A recent paper published by New Haven-based think tank, the Connecticut Policy Institute, calls for sweeping changes to how the state funds higher education.

Written by Yale graduate student and CPI Research Fellow Dennis Zeveloff, the policy paper claims that “state spending could be significantly better organized and more outcomes-focused” while recommending the state split its current block grant system into a “core funding payment” and a “performance payment.”

In the report, Zeveloff’s pointed to problems with the current funding system, which gives “block grants” to the state’s public post-secondary institutions to spend any way the school wants. Zeveloff wrote this “creates unnecessary divides between public schools, tolerates middling graduation rates and rising debt-loads for students, and ignores data.”

In a phone interview last week, Zeveloff said the block grant system was opaque and there was a “lack of funding clarity.” When he began his research, Zeveloff said, Connecticut was one of only a few states that had not yet “considered basing funding on outcomes over enrollment.”

In his plan, Zeveloff proposes allocating 80 percent of the funds based upon a “weighted student credit hour.” Zeveloff says he is borrowing this idea from a former provost of Connecticut State Colleges and Universities, Michael Gargano. Under the plan, a junior or senior level course would be weighted more than a freshman or sophomore course, but not as much as a graduate-level course, while more expensive programs like engineering or nursing would be weighted more than an introductory writing program. Additionally, corresponding courses — for example nursing at the University of Connecticut and Central Connecticut State University — would be weighted equally in order to “normalize” the funding between UConn and the state universities.

The remaining 20 percent would come as “performance funding” and incentivize student progress, which would be measured by the number of degrees or certificates achieved by the students.

The question of how to spend about $682.5 million annually on higher education is on the mind of state lawmakers in Hartford who in June passed an act establishing the Task Force Concerning Outcomes-Based Financing. The task force began meeting in September and is working on its own recommendations to the General Assembly, which will reconvene in February 2016.

The task force involves a range of stakeholders including the University of Connecticut, some of the four state universities, community colleges, and private institutions. According to Rep. Roberta Willis, D-Lakeville, the co-chair of the task force, this diversity of stakeholders represents Connecticut’s unique situation where around half the state’s graduates will receive degrees from private institutions.

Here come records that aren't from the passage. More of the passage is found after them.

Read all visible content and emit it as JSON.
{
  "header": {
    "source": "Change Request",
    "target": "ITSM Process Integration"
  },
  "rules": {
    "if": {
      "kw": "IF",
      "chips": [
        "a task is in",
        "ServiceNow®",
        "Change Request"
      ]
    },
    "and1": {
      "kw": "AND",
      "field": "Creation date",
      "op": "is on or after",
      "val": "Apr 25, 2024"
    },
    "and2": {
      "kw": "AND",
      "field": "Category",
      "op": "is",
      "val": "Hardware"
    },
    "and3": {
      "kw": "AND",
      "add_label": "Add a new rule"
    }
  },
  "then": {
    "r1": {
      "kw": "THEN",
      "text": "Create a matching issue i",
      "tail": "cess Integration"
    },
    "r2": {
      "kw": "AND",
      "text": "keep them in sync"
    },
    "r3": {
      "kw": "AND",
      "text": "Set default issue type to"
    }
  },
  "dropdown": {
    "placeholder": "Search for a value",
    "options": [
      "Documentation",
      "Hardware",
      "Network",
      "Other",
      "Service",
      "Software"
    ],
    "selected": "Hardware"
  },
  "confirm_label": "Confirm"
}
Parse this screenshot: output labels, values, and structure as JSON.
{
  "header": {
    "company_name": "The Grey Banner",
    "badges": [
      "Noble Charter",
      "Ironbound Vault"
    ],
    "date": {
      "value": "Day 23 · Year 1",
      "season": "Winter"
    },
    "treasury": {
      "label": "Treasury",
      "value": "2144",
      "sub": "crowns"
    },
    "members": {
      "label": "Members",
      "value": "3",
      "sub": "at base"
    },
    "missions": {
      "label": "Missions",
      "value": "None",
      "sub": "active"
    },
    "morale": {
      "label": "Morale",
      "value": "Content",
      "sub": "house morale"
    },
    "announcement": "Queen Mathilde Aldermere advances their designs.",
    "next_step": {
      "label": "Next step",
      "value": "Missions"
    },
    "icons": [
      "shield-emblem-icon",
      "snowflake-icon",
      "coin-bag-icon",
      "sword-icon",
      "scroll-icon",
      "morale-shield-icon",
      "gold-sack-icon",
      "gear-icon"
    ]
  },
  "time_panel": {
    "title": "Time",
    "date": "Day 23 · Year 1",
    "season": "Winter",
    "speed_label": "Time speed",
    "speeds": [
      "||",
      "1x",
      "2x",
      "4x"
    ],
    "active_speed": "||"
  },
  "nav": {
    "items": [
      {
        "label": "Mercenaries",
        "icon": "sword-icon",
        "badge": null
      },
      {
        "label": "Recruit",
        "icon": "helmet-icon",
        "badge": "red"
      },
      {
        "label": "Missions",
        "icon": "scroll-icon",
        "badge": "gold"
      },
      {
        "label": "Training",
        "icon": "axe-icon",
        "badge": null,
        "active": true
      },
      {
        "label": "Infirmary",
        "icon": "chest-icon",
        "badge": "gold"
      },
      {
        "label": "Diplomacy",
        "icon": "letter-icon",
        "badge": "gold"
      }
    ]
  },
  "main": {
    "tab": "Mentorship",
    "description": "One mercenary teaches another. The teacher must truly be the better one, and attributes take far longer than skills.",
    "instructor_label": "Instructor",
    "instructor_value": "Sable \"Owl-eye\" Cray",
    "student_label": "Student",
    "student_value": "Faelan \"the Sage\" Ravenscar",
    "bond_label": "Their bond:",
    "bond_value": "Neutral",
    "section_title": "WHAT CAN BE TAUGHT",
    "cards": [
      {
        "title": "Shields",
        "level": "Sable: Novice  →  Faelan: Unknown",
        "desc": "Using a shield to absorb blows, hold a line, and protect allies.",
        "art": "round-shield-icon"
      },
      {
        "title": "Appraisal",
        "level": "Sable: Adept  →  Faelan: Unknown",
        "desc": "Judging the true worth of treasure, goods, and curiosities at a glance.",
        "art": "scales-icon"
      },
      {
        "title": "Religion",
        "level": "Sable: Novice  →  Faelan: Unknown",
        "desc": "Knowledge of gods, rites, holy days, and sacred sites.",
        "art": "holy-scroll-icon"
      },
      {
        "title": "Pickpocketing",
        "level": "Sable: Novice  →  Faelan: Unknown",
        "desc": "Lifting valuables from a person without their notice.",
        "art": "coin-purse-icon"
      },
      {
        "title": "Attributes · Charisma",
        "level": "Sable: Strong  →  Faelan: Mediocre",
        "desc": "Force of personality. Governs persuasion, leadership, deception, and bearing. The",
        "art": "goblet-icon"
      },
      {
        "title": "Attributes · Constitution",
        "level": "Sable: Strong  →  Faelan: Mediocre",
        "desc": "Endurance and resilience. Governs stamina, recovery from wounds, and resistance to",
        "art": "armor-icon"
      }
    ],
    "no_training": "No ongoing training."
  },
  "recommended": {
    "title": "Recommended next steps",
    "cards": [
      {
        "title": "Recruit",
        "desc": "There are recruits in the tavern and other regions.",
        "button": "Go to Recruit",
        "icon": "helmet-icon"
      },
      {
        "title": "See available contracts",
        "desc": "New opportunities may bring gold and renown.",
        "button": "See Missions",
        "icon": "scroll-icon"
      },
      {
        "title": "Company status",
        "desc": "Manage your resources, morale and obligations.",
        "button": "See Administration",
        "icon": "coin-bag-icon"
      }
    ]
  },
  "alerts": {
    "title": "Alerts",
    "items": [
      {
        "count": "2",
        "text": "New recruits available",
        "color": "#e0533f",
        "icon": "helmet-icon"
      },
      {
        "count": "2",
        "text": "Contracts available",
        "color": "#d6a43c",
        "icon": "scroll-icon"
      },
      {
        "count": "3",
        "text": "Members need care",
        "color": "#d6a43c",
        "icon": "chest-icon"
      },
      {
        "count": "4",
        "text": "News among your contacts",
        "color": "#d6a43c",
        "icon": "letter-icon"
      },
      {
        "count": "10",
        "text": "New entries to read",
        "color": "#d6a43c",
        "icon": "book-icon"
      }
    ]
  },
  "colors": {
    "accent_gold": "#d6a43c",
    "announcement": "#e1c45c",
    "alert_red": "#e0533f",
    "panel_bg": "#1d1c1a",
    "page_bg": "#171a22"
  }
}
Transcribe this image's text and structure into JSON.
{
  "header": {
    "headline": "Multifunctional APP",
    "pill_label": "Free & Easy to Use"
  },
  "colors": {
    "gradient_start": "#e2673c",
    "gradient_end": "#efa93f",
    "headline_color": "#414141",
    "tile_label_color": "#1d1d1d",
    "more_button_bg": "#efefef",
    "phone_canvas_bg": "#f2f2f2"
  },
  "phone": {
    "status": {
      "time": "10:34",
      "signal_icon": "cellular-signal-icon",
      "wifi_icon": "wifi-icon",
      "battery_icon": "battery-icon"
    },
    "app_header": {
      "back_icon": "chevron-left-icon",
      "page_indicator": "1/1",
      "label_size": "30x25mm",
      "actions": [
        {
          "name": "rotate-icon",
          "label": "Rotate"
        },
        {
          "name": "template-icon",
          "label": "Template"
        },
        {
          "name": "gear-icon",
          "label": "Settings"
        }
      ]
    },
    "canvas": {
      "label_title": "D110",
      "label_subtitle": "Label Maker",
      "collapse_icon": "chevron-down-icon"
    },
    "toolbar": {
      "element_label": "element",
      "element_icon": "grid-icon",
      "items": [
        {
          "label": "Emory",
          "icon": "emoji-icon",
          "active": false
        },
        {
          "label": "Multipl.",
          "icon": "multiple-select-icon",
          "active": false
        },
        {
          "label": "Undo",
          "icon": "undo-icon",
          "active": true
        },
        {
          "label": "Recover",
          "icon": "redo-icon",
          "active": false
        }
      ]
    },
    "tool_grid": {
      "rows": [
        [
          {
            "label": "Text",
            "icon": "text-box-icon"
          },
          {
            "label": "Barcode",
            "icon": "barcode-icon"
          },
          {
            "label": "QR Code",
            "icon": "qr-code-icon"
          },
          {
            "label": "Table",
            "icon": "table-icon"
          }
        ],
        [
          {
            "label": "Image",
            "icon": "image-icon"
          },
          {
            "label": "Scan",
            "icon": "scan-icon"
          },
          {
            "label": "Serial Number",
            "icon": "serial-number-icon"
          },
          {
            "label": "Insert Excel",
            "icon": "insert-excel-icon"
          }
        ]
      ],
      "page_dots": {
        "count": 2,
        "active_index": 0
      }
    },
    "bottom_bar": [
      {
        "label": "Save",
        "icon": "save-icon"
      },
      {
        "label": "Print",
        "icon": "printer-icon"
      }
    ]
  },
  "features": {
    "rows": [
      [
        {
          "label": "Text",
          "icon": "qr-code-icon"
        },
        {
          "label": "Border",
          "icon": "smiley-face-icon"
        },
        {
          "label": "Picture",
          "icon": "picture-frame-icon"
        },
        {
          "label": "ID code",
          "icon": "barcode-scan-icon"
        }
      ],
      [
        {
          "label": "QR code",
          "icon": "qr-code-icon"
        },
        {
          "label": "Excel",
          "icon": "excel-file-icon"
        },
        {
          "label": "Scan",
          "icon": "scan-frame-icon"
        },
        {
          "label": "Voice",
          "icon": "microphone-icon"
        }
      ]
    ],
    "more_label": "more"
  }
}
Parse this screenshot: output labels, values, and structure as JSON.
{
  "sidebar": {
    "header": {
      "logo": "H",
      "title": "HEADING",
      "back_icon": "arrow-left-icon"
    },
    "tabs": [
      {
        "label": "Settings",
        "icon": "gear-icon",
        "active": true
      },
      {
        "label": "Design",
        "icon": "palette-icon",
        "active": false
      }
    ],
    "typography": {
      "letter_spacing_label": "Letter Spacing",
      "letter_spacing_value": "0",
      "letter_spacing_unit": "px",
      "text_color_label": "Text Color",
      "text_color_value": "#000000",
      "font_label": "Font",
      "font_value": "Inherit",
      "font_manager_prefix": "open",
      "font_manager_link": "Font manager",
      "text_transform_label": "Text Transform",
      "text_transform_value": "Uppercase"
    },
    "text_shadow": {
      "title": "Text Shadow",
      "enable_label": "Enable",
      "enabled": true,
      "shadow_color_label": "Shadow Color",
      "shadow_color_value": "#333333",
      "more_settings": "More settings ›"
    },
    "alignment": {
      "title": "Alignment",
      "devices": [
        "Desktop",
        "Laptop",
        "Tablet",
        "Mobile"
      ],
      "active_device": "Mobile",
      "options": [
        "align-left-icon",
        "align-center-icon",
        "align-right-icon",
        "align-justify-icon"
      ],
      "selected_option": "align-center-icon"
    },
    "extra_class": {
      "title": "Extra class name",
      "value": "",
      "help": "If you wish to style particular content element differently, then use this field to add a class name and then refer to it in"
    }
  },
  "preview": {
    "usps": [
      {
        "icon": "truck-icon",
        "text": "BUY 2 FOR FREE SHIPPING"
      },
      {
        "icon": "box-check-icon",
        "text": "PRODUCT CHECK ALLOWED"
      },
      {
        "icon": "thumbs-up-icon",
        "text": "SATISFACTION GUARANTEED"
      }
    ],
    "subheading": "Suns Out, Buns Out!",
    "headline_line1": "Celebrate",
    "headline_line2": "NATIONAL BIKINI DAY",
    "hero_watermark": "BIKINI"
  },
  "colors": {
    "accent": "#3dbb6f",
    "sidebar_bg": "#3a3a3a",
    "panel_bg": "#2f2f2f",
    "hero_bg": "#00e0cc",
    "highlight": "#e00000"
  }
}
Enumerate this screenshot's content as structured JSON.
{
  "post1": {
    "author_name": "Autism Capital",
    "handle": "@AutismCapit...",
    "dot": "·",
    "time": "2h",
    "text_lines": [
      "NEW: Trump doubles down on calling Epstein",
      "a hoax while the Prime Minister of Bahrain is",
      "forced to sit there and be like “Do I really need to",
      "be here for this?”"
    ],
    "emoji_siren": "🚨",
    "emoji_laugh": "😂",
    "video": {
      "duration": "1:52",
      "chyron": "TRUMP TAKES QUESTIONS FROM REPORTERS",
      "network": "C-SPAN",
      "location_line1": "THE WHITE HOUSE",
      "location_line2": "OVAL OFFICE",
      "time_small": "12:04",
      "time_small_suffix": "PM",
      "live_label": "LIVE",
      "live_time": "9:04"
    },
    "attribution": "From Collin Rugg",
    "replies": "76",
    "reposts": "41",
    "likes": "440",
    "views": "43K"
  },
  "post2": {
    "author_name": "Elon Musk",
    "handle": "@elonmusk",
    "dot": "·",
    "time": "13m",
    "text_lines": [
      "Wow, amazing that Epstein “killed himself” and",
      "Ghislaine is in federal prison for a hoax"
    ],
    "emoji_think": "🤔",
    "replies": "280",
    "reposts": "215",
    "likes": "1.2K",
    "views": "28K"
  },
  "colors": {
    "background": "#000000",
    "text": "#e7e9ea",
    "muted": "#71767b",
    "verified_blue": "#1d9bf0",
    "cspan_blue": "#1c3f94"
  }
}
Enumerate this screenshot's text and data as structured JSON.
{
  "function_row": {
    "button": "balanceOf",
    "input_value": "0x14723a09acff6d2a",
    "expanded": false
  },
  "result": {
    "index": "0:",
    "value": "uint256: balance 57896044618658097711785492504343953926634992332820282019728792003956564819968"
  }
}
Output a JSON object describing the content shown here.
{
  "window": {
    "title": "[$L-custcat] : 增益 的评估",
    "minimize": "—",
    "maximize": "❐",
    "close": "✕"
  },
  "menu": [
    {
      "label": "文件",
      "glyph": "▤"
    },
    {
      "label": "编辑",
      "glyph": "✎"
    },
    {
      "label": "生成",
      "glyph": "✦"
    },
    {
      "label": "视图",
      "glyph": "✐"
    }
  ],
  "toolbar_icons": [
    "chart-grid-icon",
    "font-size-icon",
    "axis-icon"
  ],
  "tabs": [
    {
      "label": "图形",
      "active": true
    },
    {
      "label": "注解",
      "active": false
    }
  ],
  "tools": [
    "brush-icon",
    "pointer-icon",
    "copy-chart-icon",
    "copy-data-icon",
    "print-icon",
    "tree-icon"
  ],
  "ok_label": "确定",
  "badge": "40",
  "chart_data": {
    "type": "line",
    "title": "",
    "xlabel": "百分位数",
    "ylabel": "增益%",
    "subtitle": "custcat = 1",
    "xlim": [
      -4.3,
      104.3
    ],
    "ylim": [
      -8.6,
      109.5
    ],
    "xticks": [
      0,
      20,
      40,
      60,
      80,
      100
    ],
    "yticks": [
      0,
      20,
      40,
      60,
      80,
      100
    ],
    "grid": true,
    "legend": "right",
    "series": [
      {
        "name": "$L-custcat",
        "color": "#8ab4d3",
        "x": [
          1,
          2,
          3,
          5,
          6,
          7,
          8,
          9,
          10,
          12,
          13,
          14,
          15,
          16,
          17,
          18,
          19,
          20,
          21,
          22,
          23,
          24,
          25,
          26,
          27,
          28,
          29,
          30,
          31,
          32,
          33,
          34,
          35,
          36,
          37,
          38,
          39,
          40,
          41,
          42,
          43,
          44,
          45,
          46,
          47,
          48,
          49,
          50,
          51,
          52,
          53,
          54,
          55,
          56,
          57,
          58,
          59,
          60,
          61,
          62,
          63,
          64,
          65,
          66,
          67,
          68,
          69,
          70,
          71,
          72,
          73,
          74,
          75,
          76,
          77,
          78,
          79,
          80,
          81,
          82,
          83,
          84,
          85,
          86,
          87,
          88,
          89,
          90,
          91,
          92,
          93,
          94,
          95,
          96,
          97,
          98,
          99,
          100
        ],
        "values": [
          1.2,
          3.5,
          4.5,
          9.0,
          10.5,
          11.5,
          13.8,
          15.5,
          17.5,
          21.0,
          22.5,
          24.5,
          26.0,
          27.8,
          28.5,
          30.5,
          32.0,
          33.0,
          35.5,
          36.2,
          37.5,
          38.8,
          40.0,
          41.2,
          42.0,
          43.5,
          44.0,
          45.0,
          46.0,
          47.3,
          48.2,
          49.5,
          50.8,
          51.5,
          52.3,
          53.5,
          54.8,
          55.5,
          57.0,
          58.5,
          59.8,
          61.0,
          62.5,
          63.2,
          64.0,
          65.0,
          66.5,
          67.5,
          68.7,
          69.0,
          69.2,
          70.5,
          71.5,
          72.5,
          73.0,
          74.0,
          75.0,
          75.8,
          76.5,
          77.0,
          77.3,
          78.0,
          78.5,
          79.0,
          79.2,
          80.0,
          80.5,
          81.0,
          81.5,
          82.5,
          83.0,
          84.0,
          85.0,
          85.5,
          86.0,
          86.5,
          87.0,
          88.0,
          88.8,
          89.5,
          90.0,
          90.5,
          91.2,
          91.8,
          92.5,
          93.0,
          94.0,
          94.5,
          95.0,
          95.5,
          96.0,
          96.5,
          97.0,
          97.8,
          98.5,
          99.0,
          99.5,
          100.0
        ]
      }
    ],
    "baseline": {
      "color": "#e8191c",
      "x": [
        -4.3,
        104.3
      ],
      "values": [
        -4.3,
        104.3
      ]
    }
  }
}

While Zeveloff names states like Tennessee and Nevada as examples of systems that Connecticut could follow, Willis said, “It is hard to compare Connecticut to other states.” Citing factors like Connecticut’s strong public sector unions and the fact that around half of the state’s degree recipients come from private institutions, Willis says, “It’s like apples and oranges.”

The implementation of outcomes- or performance-based funding has been the subject of debate across the country for decades. Between 1979 and 2007, a number of states instituted performance-based funding centered on degree completion, but these were abandoned due to significant flaws. More recently however, a revamped strategy looking to focus on progress rather than completion has come into vogue taking on the name “performance-based funding 2.0” or, it seems, “outcomes-based funding.”

A 2012 report  from the Center for American Progress looking at the best practices of “performance-funding 2.0” echoes some of Zeveloff’s points. “Enrollment . . . is a poor predictor of overall institutional performance. Ongoing budget cuts, combined with stagnating graduation rates and a rising national demand for highly educated workers, make it increasingly important for states to invest in completion too,” it states before concluding that “Performance-based funding is a necessary step toward aligning the objectives of state and institutional leaders, while ensuring that states are investing their limited funds wisely and productively.”

Yet a 2014 study from Columbia University says it found several “unintended consequences” following the institution of “performance-based funding 2.0” programs including the heightening admissions standards at the exclusion of low-income students, “weakened academic standards (i.e. grade inflation), lack of cooperation between state institutions that now viewed each other as competitors, unexpected costs of compliance, and lowered staff and faculty morale.”

Shortly after his paper was published by Connecticut Policy Institute, which was founded by two-time Republican gubernatorial candidate, Tom Foley, Zeveloff spoke with Willis and said over the phone that he was pleased with the task force’s progress. “They’re talking to a lot of the same people,” he said.

“We recognize that the common goal is student success,” Willis said, adding that “funding should follow that goal.” Willis agreed with Zeveloff that, until recently, “There hasn’t been a flight plan. We’ve been flying blind. We need to be strategic about how we fund higher education.”

While state governments and think tanks debate the usefulness of varied funding programs, tuitions and student debt are both increasing. The average debt for Connecticut college students has risen 57 percent over the past decade from $18,906 in 2004 to $29,750 in 2014, according to the Institute for College Access and Success.

In an attempt to combat this rise, the Obama administration released the College Scorecard, in September. According to The Atlantic , the scorecard “gives users access to extensive federal data on the student-debt and attendance-cost data for more than 7,000 U.S. higher-ed institutions allowing them to compare institution.”